Dans un marché saturé (cotisations en hausse de 0,5 % entre 2022 et 2021) et quand le pouvoir d’achat, principal moteur de la croissance économique depuis plusieurs années, stagne durablement, l’ajustement par la concurrence devient plus prégnant. D’un côté, l’assuré, particulier ou entreprise, cherche à maîtriser son budget assurance entre les assurances obligatoires et les autres ; de l’autre, face à un contexte socio-économique incertain, les assureurs1 font alors feu de tout bois pour se développer via la distribution multi canal : ils low-costent les garanties, mensualisent les cotisations et promotionnent des mois gratuits à tout-va pour leurs nouveaux clients…

L’hyper concurrence assurantielle

L’exacerbation de la concurrence par les pouvoirs publics est facilitée par le nombre élevé d’acteurs opérant sur le marché. La France, pays du fromage est également, sans doute, la championne du monde de l’assurance en égard au nombre d’assureurs et d’intermédiaires qui opèrent sur le marché national.

En 2022, 588 organismes d’assurance sont agréés en France pour un encaissement de 240 Md€. L'Orias, Organisme pour le registre unique des intermédiaires en assurance, banque et finance, a dénombré 71.163 intermédiaires inscrits dans 119.777 catégories d'inscriptions au 31 décembre 2022.

Cela peut expliquer le soin attentif qu’apportent régulièrement les pouvoirs publics de surveiller, entre autres spécificités françaises, l’évolution des tarifs de l’assurance de masse, à l’instar de l’évolution du prix du lait au détail ou de la baguette ! Dans ce contexte ouvert, l’assurable français bénéficie d’une faculté que le monde entier devrait nous envier, à savoir, la possibilité de choisir parmi un foisonnement de solutions et de fournisseurs traditionnels et digitaux.

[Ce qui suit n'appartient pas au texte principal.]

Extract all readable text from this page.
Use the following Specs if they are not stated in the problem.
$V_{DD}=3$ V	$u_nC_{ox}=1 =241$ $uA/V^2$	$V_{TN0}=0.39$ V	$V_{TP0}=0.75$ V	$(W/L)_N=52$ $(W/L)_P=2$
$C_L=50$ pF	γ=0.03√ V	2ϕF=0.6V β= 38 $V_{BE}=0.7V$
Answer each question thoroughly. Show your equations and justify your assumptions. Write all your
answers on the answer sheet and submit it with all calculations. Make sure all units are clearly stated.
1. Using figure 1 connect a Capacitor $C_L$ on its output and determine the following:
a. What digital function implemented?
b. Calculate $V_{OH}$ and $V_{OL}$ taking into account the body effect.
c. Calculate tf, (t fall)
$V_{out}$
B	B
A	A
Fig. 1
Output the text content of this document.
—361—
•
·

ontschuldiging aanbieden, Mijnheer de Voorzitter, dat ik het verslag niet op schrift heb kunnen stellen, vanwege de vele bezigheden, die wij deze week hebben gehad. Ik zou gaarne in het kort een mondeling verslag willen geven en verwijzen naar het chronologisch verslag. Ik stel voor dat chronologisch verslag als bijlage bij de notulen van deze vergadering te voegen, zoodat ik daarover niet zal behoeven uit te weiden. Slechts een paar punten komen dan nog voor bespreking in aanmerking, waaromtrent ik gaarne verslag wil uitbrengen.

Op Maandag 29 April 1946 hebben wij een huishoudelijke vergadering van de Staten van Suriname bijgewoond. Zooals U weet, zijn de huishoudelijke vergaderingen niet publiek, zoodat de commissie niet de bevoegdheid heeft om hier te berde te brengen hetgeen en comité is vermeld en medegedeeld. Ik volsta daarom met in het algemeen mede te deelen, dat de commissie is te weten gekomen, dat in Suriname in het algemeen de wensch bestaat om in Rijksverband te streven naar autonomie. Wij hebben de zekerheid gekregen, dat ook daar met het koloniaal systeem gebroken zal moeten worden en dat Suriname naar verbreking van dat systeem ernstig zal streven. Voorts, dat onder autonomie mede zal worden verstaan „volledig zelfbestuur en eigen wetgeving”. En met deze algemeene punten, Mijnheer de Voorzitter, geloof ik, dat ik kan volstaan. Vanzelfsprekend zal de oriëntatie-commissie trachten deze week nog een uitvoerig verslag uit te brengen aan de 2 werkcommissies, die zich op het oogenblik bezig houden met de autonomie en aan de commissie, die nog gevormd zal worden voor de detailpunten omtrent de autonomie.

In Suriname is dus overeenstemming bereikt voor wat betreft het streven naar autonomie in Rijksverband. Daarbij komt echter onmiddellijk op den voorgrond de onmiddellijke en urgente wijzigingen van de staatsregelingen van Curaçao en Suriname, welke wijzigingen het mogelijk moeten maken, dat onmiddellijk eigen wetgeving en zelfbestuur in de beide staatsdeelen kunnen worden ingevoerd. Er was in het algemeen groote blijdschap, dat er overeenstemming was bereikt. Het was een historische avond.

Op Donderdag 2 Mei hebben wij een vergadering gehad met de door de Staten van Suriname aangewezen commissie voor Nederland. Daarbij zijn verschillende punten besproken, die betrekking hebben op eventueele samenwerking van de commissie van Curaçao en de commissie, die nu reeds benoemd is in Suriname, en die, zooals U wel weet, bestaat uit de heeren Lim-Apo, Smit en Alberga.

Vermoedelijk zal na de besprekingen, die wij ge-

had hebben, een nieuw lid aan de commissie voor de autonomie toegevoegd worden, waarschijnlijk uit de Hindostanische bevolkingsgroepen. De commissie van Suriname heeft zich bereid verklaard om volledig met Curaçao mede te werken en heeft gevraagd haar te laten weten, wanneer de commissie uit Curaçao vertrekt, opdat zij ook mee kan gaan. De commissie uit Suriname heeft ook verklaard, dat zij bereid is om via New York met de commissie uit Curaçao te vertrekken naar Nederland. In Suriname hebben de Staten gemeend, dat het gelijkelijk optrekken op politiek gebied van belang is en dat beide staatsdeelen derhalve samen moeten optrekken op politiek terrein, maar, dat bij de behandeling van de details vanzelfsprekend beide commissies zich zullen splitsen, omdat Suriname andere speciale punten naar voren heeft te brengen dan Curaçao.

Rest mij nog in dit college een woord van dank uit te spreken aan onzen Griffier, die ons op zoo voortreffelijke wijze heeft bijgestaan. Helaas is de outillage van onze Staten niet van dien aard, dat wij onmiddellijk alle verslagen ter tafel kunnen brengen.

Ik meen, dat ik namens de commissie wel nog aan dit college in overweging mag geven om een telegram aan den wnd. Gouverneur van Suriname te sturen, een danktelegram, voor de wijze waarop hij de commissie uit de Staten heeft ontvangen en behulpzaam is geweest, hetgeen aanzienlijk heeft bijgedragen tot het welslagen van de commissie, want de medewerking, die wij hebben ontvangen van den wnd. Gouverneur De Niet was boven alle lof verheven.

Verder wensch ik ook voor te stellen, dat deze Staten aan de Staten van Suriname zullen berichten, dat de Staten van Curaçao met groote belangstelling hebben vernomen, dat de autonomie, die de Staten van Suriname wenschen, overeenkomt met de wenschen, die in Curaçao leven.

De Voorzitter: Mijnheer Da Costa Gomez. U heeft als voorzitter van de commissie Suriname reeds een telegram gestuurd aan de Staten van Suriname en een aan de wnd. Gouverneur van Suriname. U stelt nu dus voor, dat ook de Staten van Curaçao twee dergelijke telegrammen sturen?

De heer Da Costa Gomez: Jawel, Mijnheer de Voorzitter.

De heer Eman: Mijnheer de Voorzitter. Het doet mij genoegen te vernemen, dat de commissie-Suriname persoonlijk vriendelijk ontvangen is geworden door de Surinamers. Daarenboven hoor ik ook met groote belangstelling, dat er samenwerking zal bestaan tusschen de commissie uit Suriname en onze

Oui ! La France assure et bancassure2 à tout-va, et pour longtemps encore, malgré le mouvement de concentration qui s’est opéré dans le monde mutualiste et dans l’assurance européenne depuis une dizaine d’années. NB. Le nombre de mutuelles santé a été divisé par cinq depuis 2001 et celui des institutions de prévoyance par deux (Rapport 2022 de la DREES).

L’assurance s’incruste partout dans notre quotidien, à l’instar des garanties affinitaires… Et pourtant à y regarder de près, les Gaulois que nous sommes ne sont pas toujours en état de faire jouer à fond la concurrence que les pouvoirs publics prétendent promouvoir pour son bien-être et son portefeuille !

La fidélité relative des assurés à leur assureur

En effet, les assurés sont, aujourd’hui, majoritairement attachés à leur assureur. En effet, 78 % d’entre eux disent accorder leur confiance à leur assureur principal et se déclarent prêts à le recommander. Cette confiance se traduit concrètement par la durée de souscription auprès d’une même compagnie, puisque plus de la moitié des Français explique détenir son contrat automobile et son contrat habitation chez son assureur principal depuis plus de dix ans – 52 % pour le premier, et 51 % pour le second3.

Cette fidélité s’explique en grande partie par la reconduction tacite des contrats et la mensualisation des cotisations. Il en serait tout autre si les contrats d’assurance non-vie avaient une durée ferme, d’un an, comme au Royaume-Uni, par exemple.

Contrairement aux idées reçues, les conditions principales de cette fidélité ne seraient ni le prix ni la satisfaction globale par rapport à l’offre. En effet, pour la majorité des Français une excellente gestion des sinistres est la condition première de leur fidélité (Source: Synaxia conseil).

Néanmoins, les assureurs ne doivent pas dormir sur leurs deux oreilles, sachant que 58 % des Français ont le sentiment que les assureurs sont facilement interchangeables et qu’ils ne proposent plus que des offres similaires au détriment d'offres personnalisées (Source : L’argus de l’assurance). Sentiment, sans doute, conforté par l’uniformité et la standardisation des sites en ligne des assureurs et le recours généralisé au digital…

Notes

1 La France compte près de 600 organismes s’assurance agrées, issus de trois familles (sociétés de capitaux, mutuelles et Instituts de prévoyance).
2 Parts de marché de la bancassurance en 2022 : 15,9 % en assurance automobile et 26,9 % en assurance de biens (Source : France Assureurs).
3 Cf. la première édition du baromètre « Les Français et leur assureur » du cabinet Deloitte - octobre 2019.